South Viet Nam: The Religious Crisis
A dusk-to-dawn curfew emptied the streets of the ancient Vietnamese capital of Hue, 400 miles north of Saigon. Riot police and armored personnel carriers patrolled the dark and deserted city. Roadblocks were set up on the outskirts, and barbed-wire barricades encircled the sacred Tudam Pagoda. These government security measures were not a precaution against an attack by Communist guerrillas; they were taken to quell demonstrations by Hue's Buddhist population against the regime of Roman Catholic President Ngo Dinh
Diem. While all the world's attention was focused on South Viet Nam's bitter struggle against the Reds, the country was divided by a religious conflict that might imperil the entire course of the war against the Viet Cong.
Morality Crusade. South Viet Nam's Buddhists, who comprise 80% of the country's 15 million people, are bitter over alleged favoritism by Diem and his Catholic ruling family toward the nation's 1,500,000 Catholics. The Buddhists have long complained that the government gives Catholics the best civil service jobs and that Diem, because he feels that Catholics are more solidly antiCommunist, promotes them to higher positions in the army.
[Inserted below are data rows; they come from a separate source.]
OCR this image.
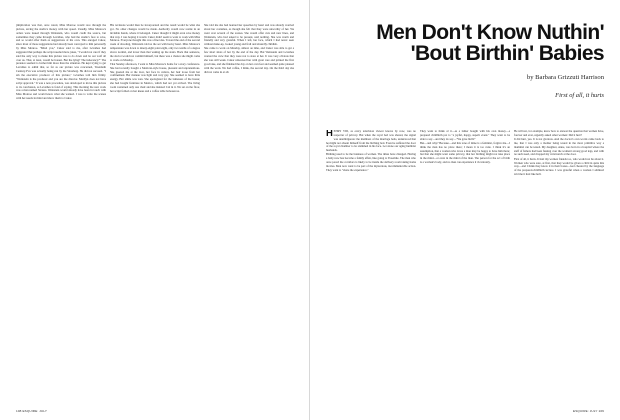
(implication was that, once cured, Miss Monroe would race through the picture, saving the studio's money with her speed. Usually, Miss Monroe's orders were issued through Weinstein, who would credit the source, but sometimes they came through Levathes, who had the studio's face to save, and so would offer them as suggestions of his own. This enraged Cukor, since most of those suggestions had already been conveyed to him personally by Miss Monroe. "Mind you," Cukor said to me, after Levathes had suggested that perhaps the script needed more jokes, "I would not care if they said the only way to make this picture was to do down and be our wolf all over us. That, at least, would be honest. But the lying? The indecency?" The pretence seemed to bother him more than the situation. He kept trying to get Levathes to admit that, so far as our picture was concerned, Twentieth Century-Fox was actually being run by the Strasberg. He did not succeed. "I am the executive producer of this picture," Levathes told him firmly. "Weinstein is the producer and you are the director. Marilyn does not have script approval." It was a new procedure, was developed to move this picture to its conclusion, as Levathes is fond of saying. This morning the new work was a man named Strauss. Weinstein would already have been in touch with Miss Monroe and would know what she wanted. I was to write the scenes with her needs in mind and show them to Cukor.

His revisions would then be incorporated and the result would be what she got. No other changes would be made. Authority would now reside in an invisible hands, where it belonged. Cukor thought it might even save money that way. I was hoping it would. Cukor didn't seem to want to work with Miss Monroe. Everyone thought this was a fine idea. Toward the end of the second week of shooting, Weinstein told us the set with heavy heart. Miss Monroe's temperature was down to ninety-eight point eight, only two tenths of a degree above normal, and lower than that waking up the stairs. Back that sentence, the doctor would not commit himself, but there was a chance she might come to work on Monday.

That Sunday afternoon, I went to Miss Monroe's home for a story conference. She had recently bought a Mexican-style house, pleasant and unpretentious. She greeted me at the door, her face in curlers, her hair loose from her confinement. Her manner was light and very gay. She seemed to have little energy. Her smile was wan. She apologized for the lameness of the house; she had bought furniture in Mexico, which had not yet arrived. The living room contained only one chair and she insisted I sit in it. We sat on the floor, her script folded on her knees and a coffee table between us.

She told me she had learned her speeches by heart and was already worried about her costumes, as though she felt that they were unworthy of her. We went over several of the scenes. She would offer cuts and new lines, and Weinstein, who had asked to be present, said nothing. She was warm and friendly and very grateful. When I left, her face, which I had never seen without make-up, looked young and frail and absurdly childish.

She came to work on Monday, almost on time, and Cukor was able to get a few short shots of her by the end of the day. But Weinstein and Levathes warned the crew that they were not to stare at her. It was very obvious that she was still weak. Cukor rehearsed her with great care and printed the first good take, and she finished the day on her own feet and seemed quite pleased with the work. We had coffee, I think, the second day. On the third day she did not come in at all.

108 ESQUIRE: JULY
Men Don't Know Nuthin'
'Bout Birthin' Babies
by Barbara Grizzuti Harrison
First of all, it hurts

HENRY VIII, as every television viewer knows by now, was no respecter of privacy. But when the royal bed was shared, the signal was unambiguous: the members of the marriage beds, understood that he might not absent himself from the birthing bed. Even he suffered the door of the royal chamber to be slammed in his face. Let alone our aging humbler husbands.

Birthing used to be the business of women. The times have changed. Having a baby now has become a family affair, like going to Yosemite. The man who once paced the corridors is likely to be inside the delivery room taking home movies. Men now want to be part of the mysterious, incommunicable action. They want to "share the experience."

They want to think of it—as a father bought with his own money—a prepared childbirth pot to "a joyful, happy, superb event." They want to be able to say—and they do say—"We gave birth!"

But—and why? Because—and this tone of mine is a feminist, forgive me—I think the man has no place there; I mean it is too rude. I think it's an assumption, that a woman who loves a man may be happy to have him there; but that she might want some privacy, that her birthing might not take place in the mind—or even in the mind of the man. The person for the act of birth is a woman's body, and no man can experience it vicariously.

He will not, for example, know how to answer the question that women have, forever and ever, urgently asked other women: Did it hurt?

It did hurt, yes. It is not glorious. And the doctor's own words came back to me, that I was only a mother being tested in the most primitive way a mammal can be tested. My daughter, Anne, was born in a hospital where the staff of fathers had been fussing over the women's strong good legs, and with no such need, and dropped my wristwatch at the door.

First of all, it hurts. It hurt my women friends too, who would not lie about it. Women who were sure, at first, that they would be given a child in quite this way—and I think they know it in their bones—feel cheated by the language of the prepared-childbirth lecture. I was grateful when a woman I admired told me it hurt like hell.

ESQUIRE: JULY 109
Many young Vietnamese army officers, claim Buddhist leaders, have become converts to Catholicism to win official favor. "But if the Viet Cong ever come through the barbed wire," said one U.S. officer of his recently converted Vietnamese counterpart, "I have a feeling he'll do his praying to Buddha."
Buddhists feel that Diem's government is trying to make Catholicism the official state religion, point to the morality crusade of Diem's militantly Catholic sister-in-law, Mme. Ngo Dinh Nhu. In sharp variance with the easy social mores of most South Vietnamese, Mme. Nhu has banned abortion, adultery, polygamy, concubinage, divorce (except by presidential dispensation), and the sale of contraceptives.
Diem indignantly replied that Buddhist leaders are "damned fools" to think that he is trying to suppress their religion. "I don't forget," he says, "that 80% of the votes that elected me President were Buddhist votes." Catholics maintain that they occupy so many influential posts only because their church schools turn out far better educated graduates than Buddhist schools. In a sharply worded statement, Mme. Nhu challenged the good faith of striking bonzes (monks). "The robe does not make the bonze," said Mme. Nhu. "It is necessary to examine very closely the comportment of certain so-called Buddhist monks who continue to make not only inconsiderate but false remarks and overtly assume an attitude incompatible with their presumed state of holy men."